Although there is strong agreement that H. pylori causes cancer, there is little consensus on whether and when this carcinogenic process can be reversed. The clinical trial of pre-neoplastic lesions by Fukase et al.  suggests that benefits can come very late in the malignant process, even after cancer has already begun. This conflicts with other human data that demonstrate continued disease progression in many individuals after H. pylori eradication. Moreover, it conflicts with the randomized clinical trial of Wong et al.  that revealed no benefits of H. pylori treatment in those with pre-neoplastic conditions. Thus, screening for and treatment of H. pylori infection as a strategy for secondary prevention of gastric cancer remains controversial. The controversy is amplified by data indicating benefits by preventing esophageal adenocarcinoma , asthma , diarrhoea  and even tuberculosis . These data additionally call into some question the advisability of creating a vaccine.
Yet, despite the ongoing academic debate, several important consensus groups have recommended screening and treatment of those at highest risk of malignancy (i.e. those with a family history of cancer, with prior gastric surgery, or with documented atrophic gastritis) . These same guidelines do not discourage broader screening based on individual choice. This last point conforms with the view of a number of H. pylori experts who have strongly advocated screening and treatment of wide swaths of the population. Although this is an appealing strategy and numerous studies have indicated it could be cost effective , there are currently no screening and treatment programmes ongoing outside of the research sphere.

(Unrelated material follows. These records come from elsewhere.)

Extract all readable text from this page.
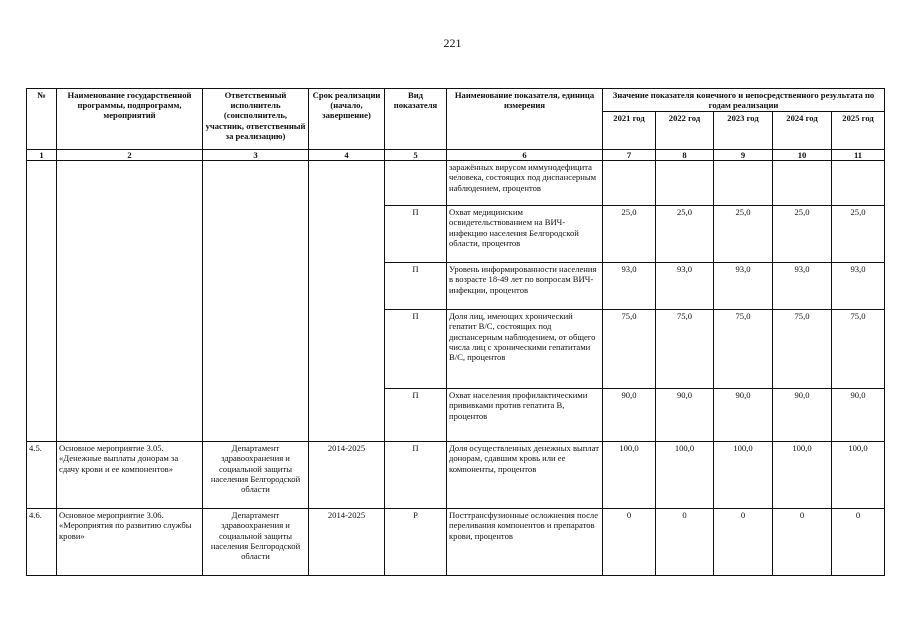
221
№	Наименование государственной программы, подпрограмм, мероприятий	Ответственный исполнитель (соисполнитель, участник, ответственный за реализацию)	Срок реализации (начало, завершение)	Вид показателя	Наименование показателя, единица измерения	Значение показателя конечного и непосредственного результата по годам реализации				
						2021 год	2022 год	2023 год	2024 год	2025 год
1	2	3	4	5	6	7	8	9	10	11
					заражённых вирусом иммунодефицита человека, состоящих под диспансерным наблюдением, процентов					
				П	Охват медицинским освидетельствованием на ВИЧ-инфекцию населения Белгородской области, процентов	25,0	25,0	25,0	25,0	25,0
				П	Уровень информированности населения в возрасте 18-49 лет по вопросам ВИЧ-инфекции, процентов	93,0	93,0	93,0	93,0	93,0
				П	Доля лиц, имеющих хронический гепатит В/С, состоящих под диспансерным наблюдением, от общего числа лиц с хроническими гепатитами В/С, процентов	75,0	75,0	75,0	75,0	75,0
				П	Охват населения профилактическими прививками против гепатита В, процентов	90,0	90,0	90,0	90,0	90,0
4.5.	Основное мероприятие 3.05. «Денежные выплаты донорам за сдачу крови и ее компонентов»	Департамент здравоохранения и социальной защиты населения Белгородской области	2014-2025	П	Доля осуществленных денежных выплат донорам, сдавшим кровь или ее компоненты, процентов	100,0	100,0	100,0	100,0	100,0
4.6.	Основное мероприятие 3.06. «Мероприятия по развитию службы крови»	Департамент здравоохранения и социальной защиты населения Белгородской области	2014-2025	Р	Посттрансфузионные осложнения после переливания компонентов и препаратов крови, процентов	0	0	0	0	0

A promising field is the use of molecular testing to predict clinical outcomes. Currently there is no reliable way to identify, among individuals infected with H. pylori, those with the highest risk of developing gastric cancer. Using high-throughput proteomics, Khoder et al.  evaluated 129 H. pylori strains from individuals with gastric cancer or duodenal ulcers. After identifying 18 statistically significant biomarkers, there were three proteins that predicted progression to cancer; these included a neutrophil-activating protein NapA, a RNA-binding protein, and a DNA-binding histone-like protein. These novel biomarkers could potentially be used as diagnostic assays to predict the evolution to gastric cancer. The usefulness of this approach in patients without pre-cancerous lesions is not clear , but it is an interesting avenue for future research.
H. pylori causes the majority of the world’s gastric cancers. With this knowledge comes the power to potentially control and eliminate this highly lethal disease. To date, however, we have not yet reached a consensus on whether or not to exterminate this microbe from the human host. It is possible that the answer may vary for different populations at different levels of risk of disease. In the absence of human intervention, we are fortunate that H. pylori appears to be disappearing from many human populations spontaneously. With this natural experiment, we will undoubtedly glean further data to inform us of our best approach worldwide to infection and disease.
Both authors declare no conflict of interest.